Elementos da secção de futsal fizeram chegar a Tavinho um cachecol do futsal do Farense, expressando nas redes sociais os desejos "de rápidas melhoras e completo restabelecimento", além do desejo de "tentar vencer o jogo com o Belenenses e dedicar-te a vitória".
Também em Armação de Pêra, na tarde de domingo, no jogo da equipa sénior de futebol do Farense, a contar para a 26ª jornada da Série E do Campeonato de Portugal, os jogadores do plantel da equipa algarvia pretendem demonstrar a sua solidariedade e o seu carinho para com Tavinho.
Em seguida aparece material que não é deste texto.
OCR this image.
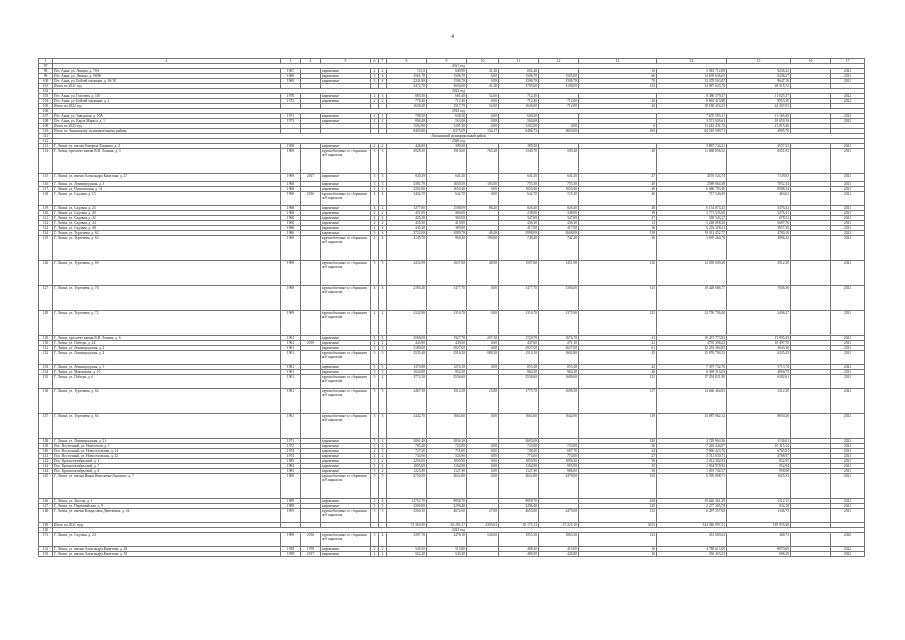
4
1	2	3	4	5	6	7	8	9	10	11	12	13	14	15	16	17
97	2021 год															
98	Пгт. Анна, ул. Ленина, д. 70А	1967		кирпичные	2	2	721,0	649,90	41,40	692,40		16	5 945 712,89	9236,22		2021
99	Пгт. Анна, ул. Ленина, д. 90/96	1969		кирпичные	3	4	2561,70	1506,70	0,00	1506,70	1505,00	66	14 659 636,65	9236,27		2021
100	Пгт. Анна, ул. Бойчей-милиции, д. 16/18	1969		кирпичные	3	4	2241,80	1506,70	0,00	1506,70	1506,70	78	13 478 563,87	8647,16		2021
101	Итого по 2021 год						5472,70	3656,00	41,40	3705,60	3108,00	134	34 087 643,76	28 515,72		
102	2022 год															
103	Пгт. Анна, ул. Гоголева, д. 110	1978		кирпичные	2	3	683,50	601,40	52,60	712,40			9 386 579,37	11 025,37		2022
104	Пгт. Анна, ул. Бойчей-милиции, д. 2	1973		кирпичные	2	2	778,40	712,40	0,00	712,40	712,00	26	9 665 413,88	9553,30		2022
105	Итого по 2022 год						1638,20	1517,79	52,60	1636,00	712,00	26	19 180 434,23	24 207,02		
106	2023 год															
107	Пгт. Анна, ул. Заводская, д. 10А	1971		кирпичные	2	3	788,50	638,30	0,00	638,30			7 670 505,11	11 165,20		2023
108	Пгт. Анна, ул. Карла Маркса, д. 1	1973		кирпичные	2	2	804,40	563,00	0,00	564,60			3 571 926,61	10 650,16		2023
109	Итого по 2023 год						1592,90	1201,30	0,00	1202,90	0,00	0	11 242 431,72	21 815,36		
110	Итого по Аннинскому муниципальному району						8403,80	6375,09	134,17	6486,73	3820,00	160	64 510 509,71	4905,70		
111	Лискинский муниципальный район															
112	2020 год															
113	Г. Лиски, ул. имени Генерала Хиценко, д. 4	1958		кирпичные	2	2	446,00	399,50		399,50			3 887 744,21	4557,32		2021
114	Г. Лиски, проспект имени В.И. Ленина, д. 3	1969		крупноблочные со сборными ж/б каркасом	3	3	2928,10	1910,00	765,20	1540,70	509,40	48	11 680 896,52	8451,02		2021
115	Г. Лиски, ул. имени Александра Капитона, д. 27	1969	2017	кирпичные	3	3	920,39	641,20		641,20	641,20	27	4576 524,74	7139,03		2021
116	Г. Лиски, ул. Ленинградская, д. 3	1968		кирпичные	3	3	2301,70	1650,50	105,00	755,30	755,30	40	2589 064,38	7052,34		2021
117	Г. Лиски, ул. Пушкинская, д. 31	1968		кирпичные	3	3	2301,80	1650,40	0,00	1650,40	1650,40	40	6 680 793,40	8588,34		2021
118	Г. Лиски, ул. Садовая, д. 15	1969	2016	крупноблочные со сборными ж/б каркасом	4	4	3404,70	642,70	0,00	642,70	725,30	46	717 540,45	463,62		2021
119	Г. Лиски, ул. Садовая, д. 23	1968		кирпичные	4	2	1277,60	1508,09	86,20	826,40	826,40	48	6 154 873,43	5476,52		2021
120	Г. Лиски, ул. Садовая, д. 40	1968		кирпичные	2	2	451,00	366,00		238,00	348,00	18	3 771 535,68	5276,41		2021
121	Г. Лиски, ул. Садовая, д. 42	1968		кирпичные	2	2	435,30	365,00		347,00	347,00	17	359 543,17	678,31		2021
122	Г. Лиски, ул. Садовая, д. 44	1968		кирпичные	2	2	435,50	410,00		436,30	436,30	14	5 248 058,30	6687,76		2021
123	Г. Лиски, ул. Садовая, д. 48	1968		кирпичные	2	2	445,40	389,00		417,00	417,00	16	6 201 358,11	5857,36		2021
124	Г. Лиски, ул. Тургенева, д. 62	1966		кирпичные	5	4	3722,00	3009,70	48,40	2998,00	2668,00	118	19 013 452,77	4780,10		2021
125	Г. Лиски, ул. Тургенева, д. 63	1969		крупноблочные со сборными ж/б каркасом	4	4	2149,70	969,40	190,00	749,40	742,40	36	3 695 464,76	4986,32		2021
126	Г. Лиски, ул. Тургенева, д. 69	1969		крупноблочные со сборными ж/б каркасом	5	5	2432,90	1657,00	48,90	1597,60	1451,90	130	14 659 609,28	3912,30		2021
127	Г. Лиски, ул. Тургенева, д. 70	1969		крупноблочные со сборными ж/б каркасом	4	4	2185,40	1477,70	0,00	1477,70	1394,00	133	19 428 686,77	7036,36		2021
128	Г. Лиски, ул. Тургенева, д. 72	1969		крупноблочные со сборными ж/б каркасом	4	4	2122,90	1316,70	0,00	1316,70	1375,90	125	12 750 756,40	3496,27		2021
129	Г. Лиски, проспект имени В.И. Ленина, д. 6	1961		кирпичные	3	3	2568,00	1927,70	207,30	1720,70	1676,70	41	10 437 773,83	13 095,43		2021
130	Г. Лиски, ул. Победы, д. 24	1961	2019	кирпичные	2	2	443,90	449,50	0,00	447,60	271,10	22	4795 398,22	10 497,70		2021
131	Г. Лиски, ул. Ленинградская, д. 2	1961		кирпичные	3	3	3180,60	2927,60	0,00	2927,00	2627,00	61	12 253 564,85	4943,16		2021
132	Г. Лиски, ул. Ленинградская, д. 4	1961		крупноблочные со сборными ж/б каркасом	3	3	2535,40	2516,20	988,20	1510,10	1602,80	45	15 976 794,53	6325,45		2021
133	Г. Лиски, ул. Ленинградская, д. 5	1961		кирпичные	3	3	1375,80	1274,10	0,00	855,40	855,40	42	7 397 732,76	5713,74		2021
134	Г. Лиски, ул. Максимова, д. 10	1961		кирпичные	3	3	1024,80	954,30		964,30	964,30	46	6 369 513,65	4804,75		2021
135	Г. Лиски, ул. Победы, д. 6	1961		крупноблочные со сборными ж/б каркасом	3	4	3772,30	2536,60		2536,60	1686,60	121	17 294 021,90	6382,61		2021
136	Г. Лиски, ул. Тургенева, д. 62	1961		крупноблочные со сборными ж/б каркасом	5	5	2467,50	1912,50	25,80	1775,70	1696,50	117	14 666 464,83	3312,30		2021
137	Г. Лиски, ул. Тургенева, д. 64	1961		крупноблочные со сборными ж/б каркасом	5	5	2442,70	1662,60	0,00	1662,60	1642,00	118	14 087 962,12	8650,26		2021
138	Г. Лиски, ул. Ленинградская, д. 21	1971		кирпичные	5	4	3061,40	2836,10		2603,00		120	3 749 964,36	1136,01		2021
139	Пос. Восточный, ул. Новоселов, д. 1	1972		кирпичные	3	3	785,40	723,00	0,00	723,00	723,00	36	7 265 444,07	10 115,14		2021
140	Пос. Восточный, ул. Новоселовская, д. 14	1974		кирпичные	2	3	727,50	711,00	0,00	748,40	697,70	34	7 960 423,76	6765,81		2021
141	Пос. Восточный, ул. Новоселовская, д. 23	1974		кирпичные	2	2	744,90	524,90	0,00	774,00	774,00	27	3 741 030,71	4768,97		2021
142	Пос. Краснооктябрьский, д. 1	1985		кирпичные	5	2	1254,00	1050,90	0,00	1050,90	1096,30	56	1 012 302,93	952,95		2021
143	Пос. Краснооктябрьский, д. 7	1984		кирпичные	5	2	1095,00	1164,90	0,00	1164,90	995,00	45	1 054 978,92	952,94		2021
144	Пос. Краснооктябрьский, д. 8	1983		кирпичные	5	2	1225,40	1127,50	0,00	1127,50	986,00	56	1 001 742,57	958,90		2021
145	Г. Лиски, ул. имени Ивана Николаева-Дьяченко, д. 7	1969		крупноблочные со сборными ж/б каркасом	5	5	6720,50	4652,80	0,00	4652,80	4478,00	150	6 595 808,71	1025,53		2021
146	Г. Лиски, ул. Листик, д. 1	1989		кирпичные	5	6	11751,70	9058,70		9059,70		428	19 626 361,29	1312,13		2021
147	Г. Лиски, ул. Первомайская, д. 8	1989		кирпичные	5	5	3300,00	3296,40		3296,40		145	2 277 305,78	834,18		2021
148	Г. Лиски, ул. имени Владислава Дешевчика, д. 24	1993		крупноблочные со сборными ж/б каркасом	5	5	5260,30	4672,60	27,00	4655,80	2479,00	212	6 497 357,60	1346,73		2021
149	Итого по 2021 году						72 363,00	63 291,27	2393,63	50 175,13	37 225,10	3015	344 946 097,31	185 976,40		
150	2022 год															
151	Г. Лиски, ул. Садовая, д. 24	1969	2016	крупноблочные со сборными ж/б каркасом	5	4	3397,70	2478,10	540,60	1955,30	1863,30	123	261 669,64	368,73		2022
152	Г. Лиски, ул. имени Александра Капитона, д. 28	1958	1978	кирпичные	2	2	545,50	515,80		488,40	415,00	16	4 780 615,00	8070,60		2022
153	Г. Лиски, ул. имени Александра Капитона, д. 35	1958	2017	кирпичные	2	2	552,20	543,30		486,90	426,00	16	350 433,23	686,29		2022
O jogador do Farense foi esfaqueado à saída de um bar de Vilamoura na madrugada de segunda-feira, depois de ali ter estado a festejar, com alguns colegas de equipa, o apuramento para o playoff de subida, na sequência da vitória alcançada em Olhão, horas antes. Dos dois golpes sofridos um, o segundo, por pouco não atingiu o pulmão, o que, a ter sucedido, colocaria a sua carreira em risco.
Tavinho permanecerá internado no hospital de Faro por mais alguns dias e, embora o seu estado de saúde tenha evoluído muito favoravelmente, a data do regresso aos treinos é ainda incerta, sabendo-se que na época em curso o jogador não voltará aos relvados.
O presumível agressor, Nélson Sousa, um indivíduo já com um longo cadastro residente em Quarteira e conhecido no meio pela alcunha de "Piriquito", entregou-se às autoridades e foi presente ao Tribunal de Loulé, aguardando o desenrolar do processo em prisão preventiva. Está agora indiciado da prática do crime de tentativa de homicídio e encontrava-se em liberdade condicional há cerca de dois meses, depois de ter sido condenado a pena de prisão num processo de roubo e resistência a funcionário.